I have the following redox equation that I need to balance:

$$\ce{MnO4-(aq) + SO3^2-(aq) → MnO2(s) + SO4^2-(aq)}$$

The problem says that it happens on basic medium, but I don't see the $\ce{OH-}$ which I usually use to identify the basic medium.

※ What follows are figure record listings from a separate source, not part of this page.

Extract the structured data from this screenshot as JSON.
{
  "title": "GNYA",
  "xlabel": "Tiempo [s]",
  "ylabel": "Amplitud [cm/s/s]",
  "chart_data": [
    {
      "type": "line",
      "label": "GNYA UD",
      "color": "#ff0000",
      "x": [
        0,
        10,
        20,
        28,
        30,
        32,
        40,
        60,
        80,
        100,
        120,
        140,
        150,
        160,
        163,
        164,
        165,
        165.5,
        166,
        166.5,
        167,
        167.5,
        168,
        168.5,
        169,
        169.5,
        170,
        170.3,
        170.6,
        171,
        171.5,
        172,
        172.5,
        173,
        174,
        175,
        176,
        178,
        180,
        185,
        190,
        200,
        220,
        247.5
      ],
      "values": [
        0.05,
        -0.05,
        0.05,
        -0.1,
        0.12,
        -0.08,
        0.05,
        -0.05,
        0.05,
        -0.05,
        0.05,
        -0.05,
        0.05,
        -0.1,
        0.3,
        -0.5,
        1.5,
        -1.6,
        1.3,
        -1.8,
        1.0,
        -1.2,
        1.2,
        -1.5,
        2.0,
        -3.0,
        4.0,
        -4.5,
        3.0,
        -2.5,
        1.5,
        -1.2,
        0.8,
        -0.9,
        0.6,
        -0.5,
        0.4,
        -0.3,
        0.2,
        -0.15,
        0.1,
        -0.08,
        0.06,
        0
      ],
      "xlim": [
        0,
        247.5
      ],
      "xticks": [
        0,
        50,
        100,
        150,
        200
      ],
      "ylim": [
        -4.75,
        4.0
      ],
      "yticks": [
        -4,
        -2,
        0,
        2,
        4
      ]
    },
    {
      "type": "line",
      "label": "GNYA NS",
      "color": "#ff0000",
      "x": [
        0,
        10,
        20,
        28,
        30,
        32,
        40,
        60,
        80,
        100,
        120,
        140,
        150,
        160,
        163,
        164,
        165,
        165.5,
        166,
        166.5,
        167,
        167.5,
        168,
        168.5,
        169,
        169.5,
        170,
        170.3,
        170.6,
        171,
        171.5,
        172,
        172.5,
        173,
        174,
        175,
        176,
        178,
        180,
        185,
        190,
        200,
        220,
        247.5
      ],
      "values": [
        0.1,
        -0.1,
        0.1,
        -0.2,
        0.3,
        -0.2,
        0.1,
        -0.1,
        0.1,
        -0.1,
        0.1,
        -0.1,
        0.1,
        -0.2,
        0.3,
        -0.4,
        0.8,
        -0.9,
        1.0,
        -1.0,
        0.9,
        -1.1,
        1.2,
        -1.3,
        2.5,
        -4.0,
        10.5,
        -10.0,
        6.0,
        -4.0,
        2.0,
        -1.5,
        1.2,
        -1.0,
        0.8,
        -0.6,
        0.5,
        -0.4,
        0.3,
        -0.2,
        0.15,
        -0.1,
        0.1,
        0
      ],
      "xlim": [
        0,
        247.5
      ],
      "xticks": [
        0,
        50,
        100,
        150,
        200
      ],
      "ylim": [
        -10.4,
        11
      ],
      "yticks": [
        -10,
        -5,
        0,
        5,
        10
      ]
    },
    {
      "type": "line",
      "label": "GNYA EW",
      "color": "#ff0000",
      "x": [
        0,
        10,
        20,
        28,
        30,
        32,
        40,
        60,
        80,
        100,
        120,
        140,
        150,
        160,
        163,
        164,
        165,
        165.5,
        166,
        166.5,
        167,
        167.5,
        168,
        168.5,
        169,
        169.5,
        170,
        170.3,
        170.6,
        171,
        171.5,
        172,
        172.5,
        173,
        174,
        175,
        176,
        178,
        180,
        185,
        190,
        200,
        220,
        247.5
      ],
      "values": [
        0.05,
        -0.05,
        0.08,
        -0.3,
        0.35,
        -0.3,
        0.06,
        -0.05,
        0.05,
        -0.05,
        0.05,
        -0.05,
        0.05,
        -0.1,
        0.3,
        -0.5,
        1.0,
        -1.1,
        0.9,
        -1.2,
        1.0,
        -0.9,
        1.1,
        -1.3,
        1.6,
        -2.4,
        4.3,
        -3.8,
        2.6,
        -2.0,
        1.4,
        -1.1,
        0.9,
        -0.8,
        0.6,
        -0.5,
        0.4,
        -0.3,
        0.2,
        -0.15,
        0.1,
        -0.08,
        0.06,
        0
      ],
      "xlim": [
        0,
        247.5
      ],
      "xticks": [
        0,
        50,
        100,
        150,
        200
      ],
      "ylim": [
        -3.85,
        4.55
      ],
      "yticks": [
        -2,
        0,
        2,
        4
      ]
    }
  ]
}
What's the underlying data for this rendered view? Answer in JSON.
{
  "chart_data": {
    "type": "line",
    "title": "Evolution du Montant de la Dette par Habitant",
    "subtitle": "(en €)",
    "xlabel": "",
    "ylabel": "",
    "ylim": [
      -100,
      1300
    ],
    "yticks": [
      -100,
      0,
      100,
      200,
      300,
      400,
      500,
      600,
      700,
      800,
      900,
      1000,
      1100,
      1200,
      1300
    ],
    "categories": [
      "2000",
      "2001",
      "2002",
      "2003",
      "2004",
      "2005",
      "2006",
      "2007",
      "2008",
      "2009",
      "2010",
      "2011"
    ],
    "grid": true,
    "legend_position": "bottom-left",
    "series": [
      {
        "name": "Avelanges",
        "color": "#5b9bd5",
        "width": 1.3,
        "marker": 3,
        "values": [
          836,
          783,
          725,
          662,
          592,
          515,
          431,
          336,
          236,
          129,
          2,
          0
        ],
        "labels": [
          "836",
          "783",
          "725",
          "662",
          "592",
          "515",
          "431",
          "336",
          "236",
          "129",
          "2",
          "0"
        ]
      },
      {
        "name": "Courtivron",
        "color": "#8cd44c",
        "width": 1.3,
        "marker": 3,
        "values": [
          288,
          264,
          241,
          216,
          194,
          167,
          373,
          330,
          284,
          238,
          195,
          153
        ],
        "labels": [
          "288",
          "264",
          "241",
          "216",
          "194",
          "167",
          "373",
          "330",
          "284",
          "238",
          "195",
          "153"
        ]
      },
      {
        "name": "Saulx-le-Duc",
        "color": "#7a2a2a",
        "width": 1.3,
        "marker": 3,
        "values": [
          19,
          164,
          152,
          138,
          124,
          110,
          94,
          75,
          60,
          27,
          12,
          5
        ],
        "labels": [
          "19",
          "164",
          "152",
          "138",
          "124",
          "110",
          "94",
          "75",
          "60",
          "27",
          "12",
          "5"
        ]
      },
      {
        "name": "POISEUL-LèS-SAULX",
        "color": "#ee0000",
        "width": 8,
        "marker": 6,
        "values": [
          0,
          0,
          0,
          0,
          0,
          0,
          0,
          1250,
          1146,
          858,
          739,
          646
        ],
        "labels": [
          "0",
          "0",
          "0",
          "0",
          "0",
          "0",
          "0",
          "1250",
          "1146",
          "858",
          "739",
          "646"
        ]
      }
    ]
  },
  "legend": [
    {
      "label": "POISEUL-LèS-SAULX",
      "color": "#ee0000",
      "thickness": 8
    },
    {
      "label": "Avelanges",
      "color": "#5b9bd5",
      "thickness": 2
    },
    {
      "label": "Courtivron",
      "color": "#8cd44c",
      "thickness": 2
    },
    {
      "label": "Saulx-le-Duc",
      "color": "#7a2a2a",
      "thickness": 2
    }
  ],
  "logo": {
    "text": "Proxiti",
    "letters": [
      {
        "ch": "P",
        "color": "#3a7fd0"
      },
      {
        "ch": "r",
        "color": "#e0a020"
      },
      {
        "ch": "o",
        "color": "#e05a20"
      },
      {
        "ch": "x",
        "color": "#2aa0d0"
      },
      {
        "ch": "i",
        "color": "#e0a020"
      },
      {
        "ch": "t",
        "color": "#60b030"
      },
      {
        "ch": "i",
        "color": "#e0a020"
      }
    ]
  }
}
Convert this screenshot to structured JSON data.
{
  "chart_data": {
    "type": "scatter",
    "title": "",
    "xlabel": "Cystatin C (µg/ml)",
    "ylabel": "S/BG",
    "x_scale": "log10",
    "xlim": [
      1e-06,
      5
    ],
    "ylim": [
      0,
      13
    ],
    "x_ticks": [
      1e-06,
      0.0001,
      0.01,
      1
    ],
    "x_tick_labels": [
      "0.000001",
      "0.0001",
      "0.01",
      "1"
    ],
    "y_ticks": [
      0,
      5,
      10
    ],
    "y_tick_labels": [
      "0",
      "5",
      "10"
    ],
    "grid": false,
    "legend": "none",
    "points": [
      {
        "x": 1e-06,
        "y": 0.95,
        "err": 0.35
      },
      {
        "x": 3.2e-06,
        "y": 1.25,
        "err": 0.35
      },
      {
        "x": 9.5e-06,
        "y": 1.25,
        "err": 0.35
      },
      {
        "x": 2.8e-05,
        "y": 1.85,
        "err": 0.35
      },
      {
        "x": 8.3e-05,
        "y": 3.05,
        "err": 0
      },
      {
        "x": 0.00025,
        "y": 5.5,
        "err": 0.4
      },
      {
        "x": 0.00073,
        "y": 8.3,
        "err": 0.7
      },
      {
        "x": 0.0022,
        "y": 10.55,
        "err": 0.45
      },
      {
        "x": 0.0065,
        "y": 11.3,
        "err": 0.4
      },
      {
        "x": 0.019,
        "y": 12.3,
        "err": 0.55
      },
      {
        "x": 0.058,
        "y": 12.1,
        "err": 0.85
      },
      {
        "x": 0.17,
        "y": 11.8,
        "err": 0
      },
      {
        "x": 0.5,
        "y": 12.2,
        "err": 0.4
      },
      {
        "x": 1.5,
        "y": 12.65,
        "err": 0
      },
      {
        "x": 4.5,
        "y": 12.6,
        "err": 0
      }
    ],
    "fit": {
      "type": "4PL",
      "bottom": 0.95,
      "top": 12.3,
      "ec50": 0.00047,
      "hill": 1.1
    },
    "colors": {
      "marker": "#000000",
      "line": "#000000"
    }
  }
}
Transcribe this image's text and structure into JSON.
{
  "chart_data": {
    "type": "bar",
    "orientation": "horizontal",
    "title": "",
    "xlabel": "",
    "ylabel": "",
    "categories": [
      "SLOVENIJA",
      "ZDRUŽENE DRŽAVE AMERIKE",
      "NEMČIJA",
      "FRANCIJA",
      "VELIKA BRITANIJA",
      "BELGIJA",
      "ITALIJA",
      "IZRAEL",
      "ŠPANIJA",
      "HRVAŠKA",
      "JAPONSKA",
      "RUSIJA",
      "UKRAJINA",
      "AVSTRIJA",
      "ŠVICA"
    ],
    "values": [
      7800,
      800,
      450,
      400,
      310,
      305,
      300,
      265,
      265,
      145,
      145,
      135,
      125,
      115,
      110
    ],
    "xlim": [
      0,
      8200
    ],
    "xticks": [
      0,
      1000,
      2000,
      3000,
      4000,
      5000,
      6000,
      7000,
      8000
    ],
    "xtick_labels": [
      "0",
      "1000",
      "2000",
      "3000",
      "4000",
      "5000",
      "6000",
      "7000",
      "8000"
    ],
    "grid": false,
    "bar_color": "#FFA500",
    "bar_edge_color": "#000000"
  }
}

How do I identify that this reaction happens on basic medium? Is it something that the problem should clarify?

Answer 1

You are given a net ionic equation, which is the reduced form of a complete ionic equation: that's why you see neither $\ce{H2O}$ nor $\ce{OH-}$. You can deduce that the medium should be slightly alkaline a priori only if you:

• either know that manganate $\ce{MnO4^2-}$ formed in alkaline medium hydrolyses when there is a lack of reducing agent (here, sulfite $\ce{SO3^2-}$) to manganese(IV) oxide $\ce{MnO2}$ and that $\ce{MnO2}$ is also formed near neutral $\mathrm{pH}$ values;
• or you compose the redox reaction as you were asked to and notice that two $\ce{OH-}$ are produced:

$$ \begin{align} \ce{\overset{+7}{Mn}O4- + 2 H2O + 3 e- &→ \overset{+4}{Mn}O2 + 4 OH-} & |\cdot 2 \tag{red}\\ \ce{\overset{+4}{S}O3- + 2 OH- &→ \overset{+6}{S}O4^2- + H2O + 2 e-} & |\cdot 3 \tag{ox}\\ \hline \ce{2\overset{+7}{Mn}O4- + 3\overset{+4}{S}O3- + H2O &→ 2\overset{+4}{Mn}O2 + 3\overset{+6}{S}O4^2- + 2 OH-} \tag{redox} \end{align} $$

As for why your problem states the redox reaction takes place in basic medium, it's just an extra hint assisting you in balancing the oxidation and reduction half-reactions (number of oxygens in oxides and oxoanions, for instance), but you could've balance the equation all right even if there were no information about the alkalinity of the medium.